One-Time Hedge Fund Wiz Faces Second Abysmal Year (CNBC)
One of the hedge funds run by John Paulson, whose prescient bets against housing where chronicled in the book “The Greatest Trade Ever,” is on track to be the second worst performer of 2012 among the universe of funds tracked by HSBC. Last year, it was the worst. Paulson’s Advantage Plus fund, which uses additional leverage than his other funds, is down 19 percent through the end of October, following a 53 percent loss last year. The fund bests just the Conquest Macro Fund, which is down 27 percent through the end of November.
Views diverge between hedge fund investors and managers: survey (BusinessTimes)
Hedge fund managers and investors are not seeing eye to eye on a number of issues, if the results of a hedge fund market survey released by Ernst & Young on Tuesday are anything to go by. For one thing, the perceived benefit of hedge fund regulation is deteriorating among investors. Of the 50 institutional investors polled, only 10 per cent felt that regulations effectively protect their interests, while 85 per cent did not believe these requirements will help prevent the next financial crisis. Investors and managers are also drifting further apart in their views on aligning compensation with risk and performance.
Nobel Prize to Get Hedge Fund Boost After Awards Sink 20% (BusinessWeek)

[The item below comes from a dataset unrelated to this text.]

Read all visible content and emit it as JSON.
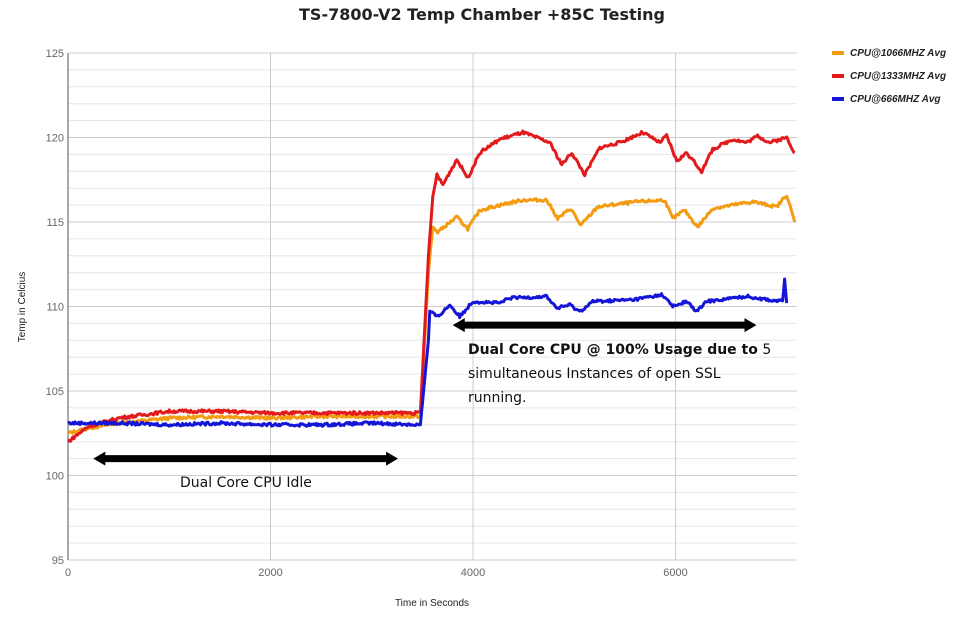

The Nobel Foundation, which this year lopped 20 percent off its cash prizes, is planning to invest more money through hedge funds to boost its returns and restore the award to its previous size. “When we look at the analysis we see that we can get more return with less risks by doing that,” Executive Director Lars Heikensten said in an interview at the Nobel Foundation’s Stockholm headquarters yesterday. “If we can choose hedge funds that we trust, then we can get better returns for given risks.” The fund “probably shouldn’t” be fully invested in debt securities, he said.
It’s a free country, so legalize insider trading (CourierPostOnline)
Insider trading leads the news again, casting a cloud over Steven Cohen’s SAC Capital Advisors $14 billion hedge fund. The SEC charged Mathew Martoma, who used to manage a SAC Capital division, with using inside information about tests on an Alzheimer’s drug to trade stock of the company working on it. The media love this stuff. I imagine reporters sitting around saying: “The SEC finally will punish greedy Wall Street! These tycoons rig the game — cheating is how they acquire $14 billion — and now noble government prosecutors will bring justice.” But this is nonsense. Government prosecutors are as ruthless and greedy as anyone. It’s easy to hate the rich — and in our bailout economy there are reasons for suspicion. But capital doesn’t find the best outlets by itself. Hedge funds spot promising opportunities and quickly direct capital that way. Their reward is profit. When government interferes with that, we all suffer.
Hedge funds’ employee cost overheads differ by thousands (Equities)
HEDGE fund overhead costs for individual employees differed by thousands of pounds between firms last year, with some funds spending up to £10,000 a day on each employee, research shows. Research obtained from Hedge Forensics shows the most costconscious UK hedge fund has managed to cut its overhead costs down to as little as 50p a day for each member of staff. The data, taken from the firm’s Top 200 Report, which ranks data on the UK’s hedge fund community, shows some smaller boutique funds are spending £10,000 a day per person for prime office space in Mayfair, the traditional home to the UK’s hedge fund community.
Hedge Fund Managers Jumping Ship After Years of Losses Reports the Copycat Club (Melodika)
San Francisco, CA- Hedge funds managers are finding it exceedingly difficult to generate quality returns, so much so that some are closing up shop. The supposed grand-masters of high-earning in any market are hitting a wall when it comes to generating a high rate of return for their efforts. Years of difficult market landscapes have made things difficult. Being hide-whipped by politicians time and again in the last half-decade has not helped things either. For this and other reasons, investors are increasingly prepared to pull out of the market altogether. Edoma Partners, which is one of the most talked about funds to launch since the the 2008 crisis, stated on Thursday that it would be closing. The announcement comes only two years after starting their endeavor.
Dyal Capital Partners closes at USD1.28bn (HedgeWeek)
The fundraising effort exceeded Dyal’s goal of USD1bn. Investors included sovereign wealth funds, public and private pensions, multi-employer pensions, insurance companies, endowments and foundations, family offices and private banks. Dyal’s strategy is to purchase minority equity interests in a portfolio of approximately 12 to 15 institutional hedge fund management companies, diversified by strategy and geography. These relationships will be structured for the long term, as Dyal has raised a dedicated pool of permanent capital to execute these transactions.